Kolumne von Ana Marija Milkovic

Anything Goes

Heute kommt die gute Nachricht vorweg. Früher war nicht besser. Früher war mehr Geld! Behauptet zumindest unsere Kolumnistin, die sich hier mal dem Archäologischen Museum widmet.
Ich gehöre zu den Menschen, die behaupten, früher wäre mehr Licht, mehr Zeit, die Sonne stärker, Tage und Jahre länger. Heute schreiben wir den 14. Mai und morgen bereits Weihnachten. So kann es kommen und aller Voraussicht nach wird es auch so kommen.
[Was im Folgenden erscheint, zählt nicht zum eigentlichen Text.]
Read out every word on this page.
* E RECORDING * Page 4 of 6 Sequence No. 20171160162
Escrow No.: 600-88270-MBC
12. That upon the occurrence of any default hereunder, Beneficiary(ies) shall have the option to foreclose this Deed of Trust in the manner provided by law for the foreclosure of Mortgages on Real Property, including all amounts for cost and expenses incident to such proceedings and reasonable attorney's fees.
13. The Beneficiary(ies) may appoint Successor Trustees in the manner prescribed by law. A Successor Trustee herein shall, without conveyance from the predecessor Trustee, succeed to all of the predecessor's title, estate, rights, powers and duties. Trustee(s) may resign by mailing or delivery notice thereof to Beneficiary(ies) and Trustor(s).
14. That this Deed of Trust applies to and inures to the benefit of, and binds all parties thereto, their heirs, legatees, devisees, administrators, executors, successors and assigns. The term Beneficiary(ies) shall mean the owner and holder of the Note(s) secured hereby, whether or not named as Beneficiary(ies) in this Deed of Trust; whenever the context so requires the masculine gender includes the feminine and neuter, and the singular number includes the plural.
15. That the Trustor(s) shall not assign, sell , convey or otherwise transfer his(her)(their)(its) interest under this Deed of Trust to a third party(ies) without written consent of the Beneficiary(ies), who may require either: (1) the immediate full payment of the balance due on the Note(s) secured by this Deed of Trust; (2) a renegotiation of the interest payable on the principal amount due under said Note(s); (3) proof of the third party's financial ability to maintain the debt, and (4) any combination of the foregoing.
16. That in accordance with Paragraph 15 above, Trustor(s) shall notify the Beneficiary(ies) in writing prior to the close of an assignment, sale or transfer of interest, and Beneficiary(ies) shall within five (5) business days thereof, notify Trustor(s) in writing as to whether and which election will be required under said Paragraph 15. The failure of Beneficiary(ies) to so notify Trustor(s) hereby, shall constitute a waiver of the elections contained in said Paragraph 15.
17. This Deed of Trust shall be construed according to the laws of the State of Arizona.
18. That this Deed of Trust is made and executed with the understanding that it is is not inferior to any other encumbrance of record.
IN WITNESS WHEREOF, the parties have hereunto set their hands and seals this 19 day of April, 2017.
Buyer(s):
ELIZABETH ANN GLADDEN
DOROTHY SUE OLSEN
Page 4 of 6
Vergangene Woche nun feierte das Deutsche Architektur Museum 30-jähriges Bestehen schon mal vor und widmete seine aktuelle Ausstellung der Postmoderne. Architekten und Freunde im Geiste des Museumsarchitekten Oswald Matthias Ungers könnten anlässlich der Jubiläumsfeierlichkeiten wahrgenommen haben, dass die besten Jahre bereits hinter ihnen liegen. Andere könnten dem lieben Herrgott auch dafür danken, dass sie dafür nicht mehr zur Rechenschaft gezogen werden. Der Architekt Josef Paul Kleihues für die Karmelitergasse 1 zum Beispiel.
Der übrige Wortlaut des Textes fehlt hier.